Complex life could have appeared much earlier than thought

About 1.6 billion years ago, the community of small bright red plant life forms, while floating in the shallow pool of the antediluvian water, was engraved in stone until the end of time. Or at least until until a team of Swedish researchers dug their fossils in sedimentary rocks in Central India. The study, published this week in PloS Biology, suggests that this collection of ancient, recently analyzed fossils discovered several years ago, apparently, is a red algae. If this is true, then complex multicellular life evolved much earlier than previously thought, and the evolutionary family tree of life on Earth, perhaps in serious need of pruning.

The First watch of life on Earth probably formed 3.5 billion years ago, about a billion years after the formation of our planet. But when these simple single-celled organisms, classified as "prokaryotes" because of the lack of nucleus, evolved into multicellular, nuklearenergie forms, called eukaryotes, this issue is not yet resolved. The eukaryotic Alga is considered to be one of the oldest forms of complex life. And given the fact that the previous discovered fossils dated red algae 1.2 billion years ago, the new discovery could reduce the evolutionary time line by almost half a billion years.

Clear, red seaweed found in the fossilized plates of cyanobacteria, which is considered the first kislotoobrazoutei ispfargoni that emerged as the forerunners of algae and plants. (Though not all algae are considered "plants" in accordance with the current classification, they are considered plants because they use photosynthesis for energy production).
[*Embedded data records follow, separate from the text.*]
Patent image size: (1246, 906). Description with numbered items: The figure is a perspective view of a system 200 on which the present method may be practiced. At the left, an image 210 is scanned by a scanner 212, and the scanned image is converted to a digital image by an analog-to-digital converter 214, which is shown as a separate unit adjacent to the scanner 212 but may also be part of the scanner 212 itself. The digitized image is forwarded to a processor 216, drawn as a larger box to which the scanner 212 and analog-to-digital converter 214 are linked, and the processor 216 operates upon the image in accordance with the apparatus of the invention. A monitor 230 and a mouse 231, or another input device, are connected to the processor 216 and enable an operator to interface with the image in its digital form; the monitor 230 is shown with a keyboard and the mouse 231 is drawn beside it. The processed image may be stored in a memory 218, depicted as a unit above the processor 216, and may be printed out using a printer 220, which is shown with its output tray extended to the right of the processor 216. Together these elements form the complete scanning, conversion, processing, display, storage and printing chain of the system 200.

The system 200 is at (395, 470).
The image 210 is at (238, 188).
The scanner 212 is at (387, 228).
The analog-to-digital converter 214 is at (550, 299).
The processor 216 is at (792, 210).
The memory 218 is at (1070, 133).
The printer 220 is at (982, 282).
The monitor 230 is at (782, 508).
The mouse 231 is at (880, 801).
Dissolving the surrounding rocks with acetic acid — conventional method applied during the excavation of fossils — authors of the new work found, apparently, two forms of red algae: tubular strain resembling segmented noodles, and more fleshy kind, consisting of layered collections of cells.

The Authors used a technique called synchrotron x-ray tomographic microscopy to build three-dimensional models of fossils to reveal internal cell structures that organisms probably used for energy production. To determine the age of fossils used in radioactive Dating. "The new fossils provide tangible evidence that the developed mnogoletnei, at least in plants, appeared much earlier than previously thought," says Stephan Bengtson, senior author of the new article and Emeritus Professor of paleozoology the Swedish Museum of natural history. "They assume that the timing of the appearance of the first eukaryotes may have radically reformed".
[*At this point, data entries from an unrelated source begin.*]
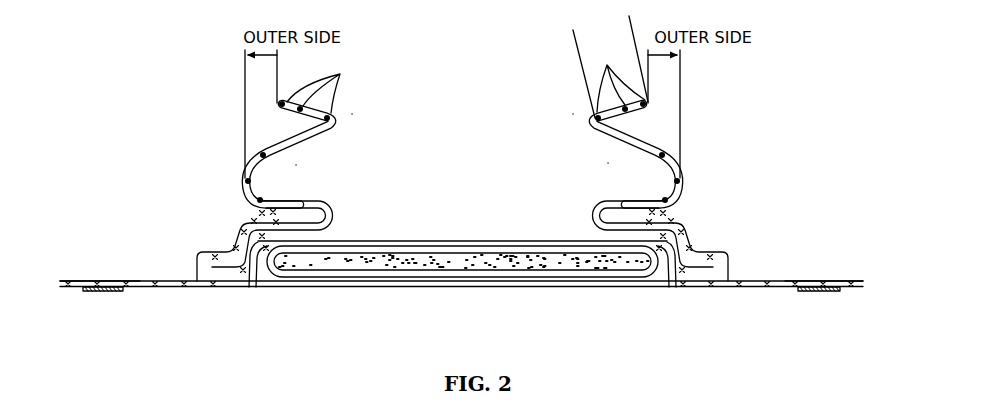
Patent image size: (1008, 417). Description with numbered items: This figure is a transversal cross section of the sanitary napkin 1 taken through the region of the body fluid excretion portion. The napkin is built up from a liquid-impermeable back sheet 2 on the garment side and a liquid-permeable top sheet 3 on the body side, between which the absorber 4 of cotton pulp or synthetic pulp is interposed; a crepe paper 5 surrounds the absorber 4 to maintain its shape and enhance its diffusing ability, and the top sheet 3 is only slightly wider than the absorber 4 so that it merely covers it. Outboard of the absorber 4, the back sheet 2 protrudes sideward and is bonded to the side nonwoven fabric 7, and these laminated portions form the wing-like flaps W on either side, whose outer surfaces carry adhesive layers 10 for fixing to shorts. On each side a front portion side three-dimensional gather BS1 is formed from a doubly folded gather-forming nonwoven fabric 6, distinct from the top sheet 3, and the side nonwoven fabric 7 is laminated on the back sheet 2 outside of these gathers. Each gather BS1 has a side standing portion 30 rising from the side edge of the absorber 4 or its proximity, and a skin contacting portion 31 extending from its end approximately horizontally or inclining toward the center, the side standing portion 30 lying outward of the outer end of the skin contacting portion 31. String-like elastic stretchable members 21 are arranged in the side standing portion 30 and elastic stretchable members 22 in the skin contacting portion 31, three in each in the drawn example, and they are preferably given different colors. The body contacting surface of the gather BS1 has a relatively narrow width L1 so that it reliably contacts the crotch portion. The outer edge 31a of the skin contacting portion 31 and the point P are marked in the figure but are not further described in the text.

The sanitary napkin 1 is at (461, 231).
The liquid-impermeable back sheet 2 is at (608, 288).
The liquid-permeable top sheet 3 is at (522, 241).
The absorber 4 is at (468, 262).
The crepe paper 5 is at (528, 250).
The three-dimensional gather-forming nonwoven fabric 6 is at (338, 208).
The side nonwoven fabric 7 is at (203, 250).
The adhesive layer 10 is at (114, 292).
The elastic stretchable member 21 is at (261, 199).
The elastic stretchable member 22 is at (466, 78).
The side standing portion 30 is at (236, 148).
The skin contacting portion 31 is at (293, 118).
The outer edge of tip portion 31a is at (282, 104).
The fold point P is at (298, 163).
The front portion side three-dimensional gather BS1 is at (355, 112).
The width of body contacting surface L1 is at (629, 17).
The wing-like flap W is at (134, 278).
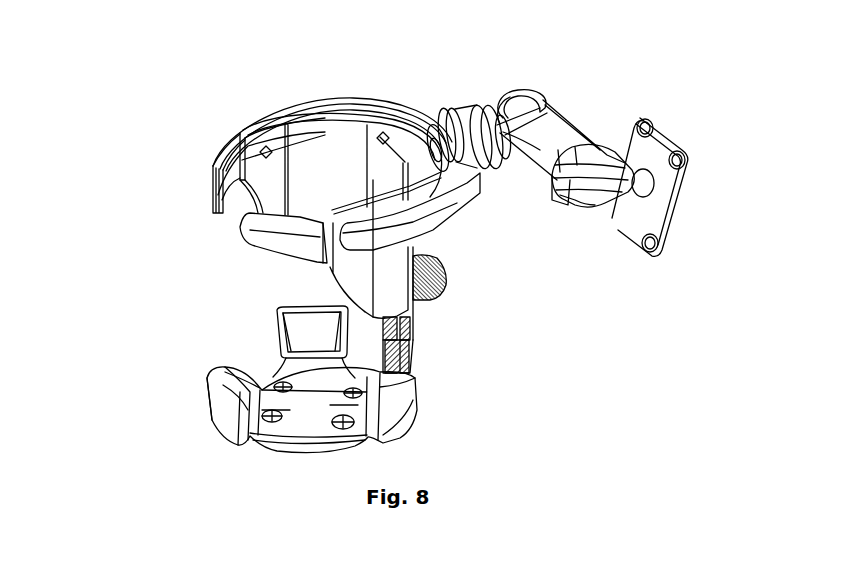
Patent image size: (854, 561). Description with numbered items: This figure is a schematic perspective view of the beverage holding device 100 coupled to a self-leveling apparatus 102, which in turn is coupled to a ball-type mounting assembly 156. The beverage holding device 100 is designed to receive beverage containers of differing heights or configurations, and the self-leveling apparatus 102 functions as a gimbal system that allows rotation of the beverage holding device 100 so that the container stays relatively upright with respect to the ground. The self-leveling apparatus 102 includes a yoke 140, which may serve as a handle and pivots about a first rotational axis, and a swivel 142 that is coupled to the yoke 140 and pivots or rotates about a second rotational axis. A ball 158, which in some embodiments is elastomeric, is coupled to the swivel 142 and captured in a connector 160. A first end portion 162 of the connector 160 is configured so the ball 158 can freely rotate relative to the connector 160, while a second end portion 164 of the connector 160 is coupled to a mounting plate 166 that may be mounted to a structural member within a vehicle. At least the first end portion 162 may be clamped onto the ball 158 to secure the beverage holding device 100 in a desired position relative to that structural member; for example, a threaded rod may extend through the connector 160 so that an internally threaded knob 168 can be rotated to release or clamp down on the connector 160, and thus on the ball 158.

The beverage holding device 100 is at (216, 309).
The self-leveling apparatus 102 is at (348, 84).
The yoke 140 is at (383, 100).
The swivel 142 is at (459, 104).
The ball-type mounting assembly 156 is at (590, 84).
The ball 158 is at (508, 112).
The connector 160 is at (536, 172).
The first end portion 162 is at (515, 140).
The second end portion 164 is at (613, 203).
The mounting plate 166 is at (673, 137).
The internally threaded knob 168 is at (567, 197).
In the absence of DNA which does no such old samples it is impossible to confirm that the latest fossil remains from red algae. It recognizes and Bengtson. He also believes that the structures of the fossils have a strong resemblance to the structures of red algae.
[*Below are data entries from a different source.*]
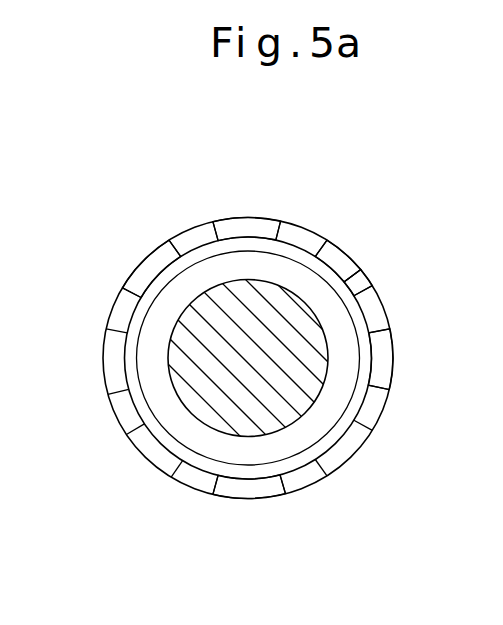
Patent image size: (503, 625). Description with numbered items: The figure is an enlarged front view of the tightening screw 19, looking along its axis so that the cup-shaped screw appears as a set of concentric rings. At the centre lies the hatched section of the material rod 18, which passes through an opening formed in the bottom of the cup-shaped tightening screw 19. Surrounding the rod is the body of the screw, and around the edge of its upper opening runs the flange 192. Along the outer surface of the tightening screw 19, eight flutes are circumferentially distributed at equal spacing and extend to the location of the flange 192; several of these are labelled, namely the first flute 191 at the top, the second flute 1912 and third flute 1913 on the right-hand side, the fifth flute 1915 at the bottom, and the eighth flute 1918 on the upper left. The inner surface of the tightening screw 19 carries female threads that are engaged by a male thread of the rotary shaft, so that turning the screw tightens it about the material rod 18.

The tightening screw 19 is at (318, 230).
The flute 191 is at (248, 239).
The flange 192 is at (335, 253).
The flute 1912 is at (362, 271).
The flute 1913 is at (372, 358).
The flute 1915 is at (243, 479).
The flute 1918 is at (158, 276).
The material rod 18 is at (183, 363).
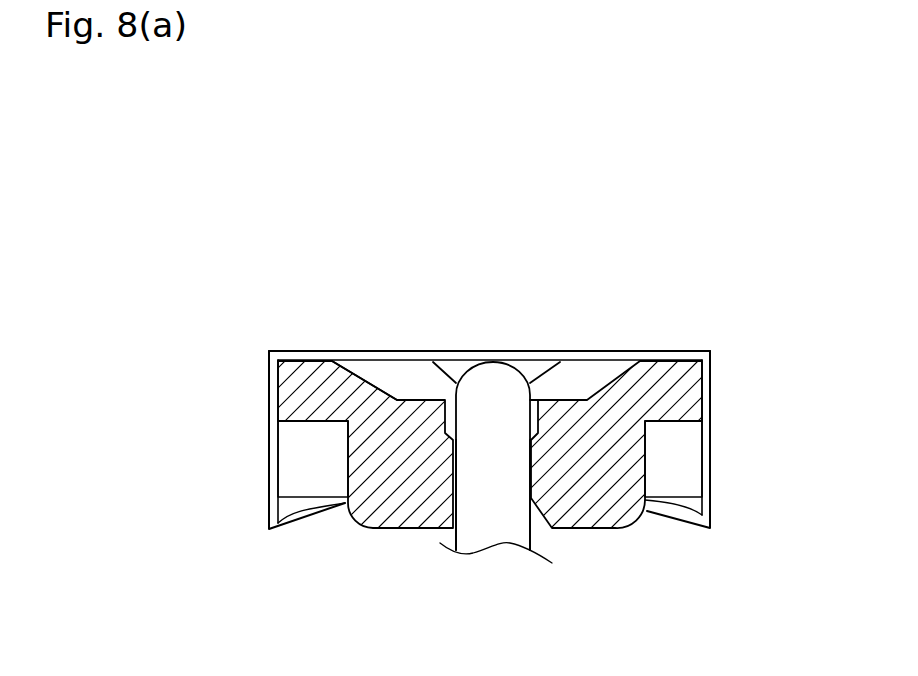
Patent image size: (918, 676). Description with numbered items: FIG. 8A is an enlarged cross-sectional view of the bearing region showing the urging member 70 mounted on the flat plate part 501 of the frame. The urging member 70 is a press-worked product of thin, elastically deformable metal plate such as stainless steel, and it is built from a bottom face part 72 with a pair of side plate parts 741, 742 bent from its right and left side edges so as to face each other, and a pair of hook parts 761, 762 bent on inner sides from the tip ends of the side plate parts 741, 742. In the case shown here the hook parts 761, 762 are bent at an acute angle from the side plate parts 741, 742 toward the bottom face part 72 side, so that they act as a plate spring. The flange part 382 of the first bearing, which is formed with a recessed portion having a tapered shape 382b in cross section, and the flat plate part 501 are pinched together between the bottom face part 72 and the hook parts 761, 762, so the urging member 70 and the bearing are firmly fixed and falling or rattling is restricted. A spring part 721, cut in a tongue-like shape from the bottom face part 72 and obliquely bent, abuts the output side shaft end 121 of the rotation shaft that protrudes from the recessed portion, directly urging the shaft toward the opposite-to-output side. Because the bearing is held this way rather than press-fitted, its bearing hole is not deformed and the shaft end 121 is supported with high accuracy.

The urging member 70 is at (496, 338).
The bottom face part 72 is at (580, 351).
The spring part 721 is at (452, 368).
The flange part 382 is at (583, 533).
The tapered shape 382b is at (298, 379).
The output side shaft end 121 is at (470, 492).
The flat plate part 501 is at (298, 468).
The side plate part 741 is at (273, 415).
The side plate part 742 is at (705, 378).
The hook part 761 is at (305, 517).
The hook part 762 is at (673, 505).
Paul Strother, a biologist from Boston College who studies the evolution of algae and plants and who was not involved in the new study, disagrees. "If they are real, they still show no cell differentiation. All these cells are practically identical, their forms do not constitute a complex mnogoletnei," he said.

The Chairman of the Department of biology of the University of Wisconsin-eau Claire Wilson Taylor, also did not participate in the work, said that even if the new samples are, indeed, seaweed, search of origins, the origin of complex life takes a lot of time. "If red algae really evolved by this time, this implies a previous period of eukaryotic evolution of a certain length," he says. "But how long it lasted before the appearance of eukaryotes at around 1.6 billion years old, that's weird". Taylor explains that eukaryotes — in fact, all necroscopies life on Earth most likely came about when one of the prokaryotes took another and found symbiotic benefits in such a relationship. But the time it took to make this vital link was fixed in the evolutionary process, is unknown.

As noted Bengston, while red algae are not the direct precursor of the plant — that honor belongs to the ancestors of green algae — today, they are close to one common ancestor of all plants on Earth. If it is assumed that the new data is correct, the main question facing paleobotanists, is why it took another billion years to have a larger and more complex organisms.

Indeed, the development of higher plants and animals began only 500-600 million years ago. Underwater algae pop up on the blankets microbes gradually become known to us plants. Plants left on the coast, forming a new landscape that will include complex mushrooms and eventually land animals.

Bengtson hopes to further the study of early populations of algae to better determine where and when they occurred and why so long in the sea. Although the bifurcation of evolution, no doubt, will change — some to be routed, other reloaded — scientists to understand which of them will lead to a modern lineage of life on Earth.